Detalhes dos óbitos e operação
Dentre os doze mortos, três tiveram o óbito confirmado somente nesta quinta-feira (5), dois dias após o primeiro confronto. Um dos suspeitos foi encontrado no Vale das Pedrinhas e o outro no Nordeste de Amaralina, bairros que integram a região. Segundo a Polícia Militar da Bahia, os homens chegaram a ser socorridos e levados para unidades de saúde após a troca de tiros, mas não resistiram aos ferimentos.

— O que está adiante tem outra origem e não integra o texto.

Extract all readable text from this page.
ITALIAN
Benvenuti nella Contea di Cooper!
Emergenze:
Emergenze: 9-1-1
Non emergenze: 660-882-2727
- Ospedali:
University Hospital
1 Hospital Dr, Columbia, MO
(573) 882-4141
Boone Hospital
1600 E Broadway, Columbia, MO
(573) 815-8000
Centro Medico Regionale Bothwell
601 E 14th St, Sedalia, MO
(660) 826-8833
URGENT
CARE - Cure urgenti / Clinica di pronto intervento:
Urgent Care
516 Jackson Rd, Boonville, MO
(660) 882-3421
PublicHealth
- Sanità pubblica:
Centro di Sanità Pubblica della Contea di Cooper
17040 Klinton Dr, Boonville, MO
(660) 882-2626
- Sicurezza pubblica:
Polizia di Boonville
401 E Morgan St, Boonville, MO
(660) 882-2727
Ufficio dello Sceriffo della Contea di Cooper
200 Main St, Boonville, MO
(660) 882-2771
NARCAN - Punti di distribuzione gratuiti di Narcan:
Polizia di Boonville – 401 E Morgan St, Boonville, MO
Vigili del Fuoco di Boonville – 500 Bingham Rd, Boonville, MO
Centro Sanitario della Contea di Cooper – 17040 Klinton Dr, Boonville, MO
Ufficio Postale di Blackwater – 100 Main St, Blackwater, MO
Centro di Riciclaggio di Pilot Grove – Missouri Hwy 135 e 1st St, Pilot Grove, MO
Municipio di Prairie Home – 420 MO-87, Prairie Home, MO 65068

Com os suspeitos, foram apreendidos:
- Três armas de fogo
- Uma granada
- Porções de drogas
Impacto na comunidade e medidas de segurança
As consequências da operação se estenderam para a rotina dos moradores da região. No final da tarde desta quinta-feira, os ônibus do transporte público deixaram de rodar no ponto final do bairro do Nordeste de Amaralina. Conforme informou a Secretaria Municipal de Mobilidade, o ponto final foi deslocado para a Rua do Balneário, no bairro de Amaralina — a quase 1,5 km de distância. Não há previsão de retomada do serviço na localidade original.
A Escola Municipal São Pedro Nolasco, na Santa Cruz, permanece com as atividades suspensas desde a terça-feira. Segundo a Secretaria Municipal da Educação, 124 estudantes estão sem aulas devido à situação. O policiamento segue reforçado em toda a região do complexo.
Posicionamento das autoridades
Em nota, a Polícia Militar ressalta que é imprescindível que qualquer situação que fuja à normalidade seja informada pelo 190 ou 181 (disque-denúncia). Na quarta-feira (4), o delegado-geral da Polícia Civil, André Viana, afirmou em entrevista que a corporação continua em busca de mais suspeitos de participação no crime contra o cabo da PM.
"Não haverá trégua até que todos sejam levados à Justiça", declarou Viana, solidarizando-se com familiares e colegas do policial morto.
Segundo a Polícia Civil, equipes do Departamento de Homicídios e Proteção à Pessoa, com apoio de departamentos operacionais e da Coordenação de Operações e Recursos Especiais, realizaram rondas em diversos pontos do Vale das Pedrinhas. As investigações contra o grupo criminoso responsável pelo ataque estão sendo subsidiadas por depoimentos e informações coletadas.
Perfil dos suspeitos e do policial morto
Os nomes dos homens que morreram nos confrontos não foram divulgados oficialmente. Entretanto, segundo informações repassadas pela Secretaria de Segurança Pública da Bahia, pelo menos seis deles tinham passagens pela polícia por crimes como:
- Tráfico de drogas
- Roubo
- Porte ilegal de arma de fogo
- Estelionato
- Furto
- Receptação
O cabo Glauber Rosa Santos, de 42 anos, foi baleado na cabeça durante a madrugada de terça-feira, no que a SSP-BA detalhou como um "ataque de traficantes". Ele foi socorrido e levado para o Hospital Geral do Estado, onde passou por procedimento cirúrgico, mas não resistiu aos ferimentos. O corpo do PM foi sepultado na quarta-feira, em Senhor do Bonfim, sua cidade natal no norte do estado. A despedida contou com um cortejo pelas ruas do município, com apoio do Corpo de Bombeiros Militar da Bahia.
O secretário de Segurança Pública, Marcelo Werner, caracterizou os suspeitos de atirar contra o PM como "covardes faccionados" e lamentou profundamente a morte do agente. "Estamos com todas as equipes da Polícia Militar e Civil, recebendo muitas informações para que a gente possa dar a resposta e, obviamente, alcançar todos esses criminosos", enfatizou.
Trajetória do policial e assistência
Glauber Rosa Santos ingressou na Polícia Militar em 2009, trabalhava no 30° Batalhão da Polícia Militar (Nordeste de Amaralina) e deixou dois filhos — o mais velho completou 8 anos na segunda-feira (2) e o mais novo tem 3 anos. A Polícia Militar informou que presta assistência aos familiares do agente e reforçou a atuação na área para encontrar os demais suspeitos envolvidos nos confrontos.
Devido às ações policiais em andamento, os ônibus do transporte público de Salvador continuam sem passar pela entrada do bairro. Os moradores precisam caminhar até a Avenida Juracy Magalhães para conseguir acesso aos veículos, enquanto as autoridades mantêm o alerta máximo na região.